Bonus écologique : La réglementation française relative aux véhicules de démonstration censurée

Unir les exigences écologiques et européennes n'est pas toujours chose aisée. La France vient encore une fois d'en faire l'expérience avec cet arrêt de la Cour de justice de l'Union européenne (CJUE).
L'affaire est donc la suivante : M. Bonnarde achète une voiture en Belgique en janvier 2009 et la ramène avec lui en France. Il souhaite profiter du bonus écologique. Pour cela, il faut qu'il démontre que le véhicule qu'il vient d'acquérir est à la fois neuf, et peu polluant.
Pour ce qui est de la pollution, la démonstration est facile, il faut simplement établir que le taux d'émission de CO2 n'est pas excessif, ce qui est le cas.
Pour ce qui est de la nouveauté... la preuve est plus difficile à apporter. La voiture a en effet déjà été immatriculée une première fois, puisqu'il s'agit d'un "véhicule de démonstration" utilisé par un concessionnaire automobile. La France exige que ce soit écrit noir sur blanc sur le certificat d'immatriculation, afin d'avoir la preuve qu'il ne s'agit pas d'un véhicule d'occasion
Problème: si en France, les certificats indiquent bien "véhicule de démonstration" lorsque c'est le cas, ce n'est pas la même chose en Belgique. M. Bonnarde ne peut donc pas produire de certificat d'immatriculation portant cette mention. Le bonus écologique lui est pour cette raison refusé.

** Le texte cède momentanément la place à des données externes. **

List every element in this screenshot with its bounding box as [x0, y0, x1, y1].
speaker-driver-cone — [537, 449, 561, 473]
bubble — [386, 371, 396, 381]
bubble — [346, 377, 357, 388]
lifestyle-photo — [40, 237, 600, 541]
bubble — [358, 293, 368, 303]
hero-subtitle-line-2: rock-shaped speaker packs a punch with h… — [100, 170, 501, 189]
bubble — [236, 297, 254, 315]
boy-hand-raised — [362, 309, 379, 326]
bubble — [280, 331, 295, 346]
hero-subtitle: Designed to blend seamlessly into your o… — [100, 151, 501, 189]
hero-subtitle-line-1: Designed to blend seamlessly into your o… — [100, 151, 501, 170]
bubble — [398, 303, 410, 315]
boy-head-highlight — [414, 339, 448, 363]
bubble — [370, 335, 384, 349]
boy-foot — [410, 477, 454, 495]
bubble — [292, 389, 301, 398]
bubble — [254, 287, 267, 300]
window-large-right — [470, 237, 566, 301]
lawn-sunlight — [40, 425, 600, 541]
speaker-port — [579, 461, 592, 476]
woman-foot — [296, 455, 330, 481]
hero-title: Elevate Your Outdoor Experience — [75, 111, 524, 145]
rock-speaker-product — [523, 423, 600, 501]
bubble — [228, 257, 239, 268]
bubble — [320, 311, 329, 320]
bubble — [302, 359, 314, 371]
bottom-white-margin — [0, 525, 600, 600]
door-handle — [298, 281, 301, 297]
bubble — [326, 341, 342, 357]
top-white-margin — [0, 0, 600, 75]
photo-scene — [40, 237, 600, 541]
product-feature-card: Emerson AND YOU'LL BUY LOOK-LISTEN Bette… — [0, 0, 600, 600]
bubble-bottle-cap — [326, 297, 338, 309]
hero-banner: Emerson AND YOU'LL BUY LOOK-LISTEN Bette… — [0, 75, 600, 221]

Il décide de porter l'affaire devant la justice. Il estime en effet que sa voiture ne pollue pas plus qu'un véhicule de démonstration français, mais qu'on lui empêche d'obtenir les mêmes avantages. Il s'estime discriminé parce qu'il a acheté sa voiture en Belgique. N'y a-t-il pas là une atteinte à la libre circulation des marchandises sur le territoire de l'Union ? Le tribunal de Limoges saisi surseoit à statuer et pose directement la question à la Cour de justice de l'Union européenne.
Une restriction à l'importation...
L'article 34 TFUE interdit "les restrictions quantitatives à l'importation ainsi que toutes mesures d'effet équivalent". Sommes-nous dans ce cas de figure ?
Pour la Cour, il n'y a pas de doute, oui, la mesure française constitue bien une restriction à la libre circulation. En effet, tous les États membres de l'Union ne prévoient pas sur les certificats d'immatriculation qu'il y ait une mention indiquant "véhicule de démonstration". Dès lors, instaurer une telle obligation comme condition d'octroi du bonus écologique est "susceptible de dissuader certains intéressés résidant en France d’importer dans cet État membre des véhicules de démonstration précédemment immatriculés dans d’autres États membres", relève l'arrêt.
L'article 36 TFUE dispose que ce type de restriction à l'importation peut se justifier "par des raisons de moralité publique, d'ordre public, de sécurité publique, de protection de la santé et de la vie des personnes et des animaux ou de préservation des végétaux, de protection des trésors nationaux ayant une valeur artistique, historique ou archéologique ou de protection de la propriété industrielle et commerciale".
Le gouvernement français affirme que c'est le cas en l'espèce, puisque la disposition nationale en cause est justifiée par deux impératifs: la protection de l'environnement et la lutte contre la fraude.
... Non justifiée
Cet argumentaire ne convainc pas la CJUE
Elle répond donc à la question préjudicielle envoyée par Limoges que la règlementation française est bien contraire au traité.
Cette précision fournie, le tribunal de Limoges devra juger au fond et il semble assuré que M. Bonnarde puisse finalement bénéficier de son bonus écologique.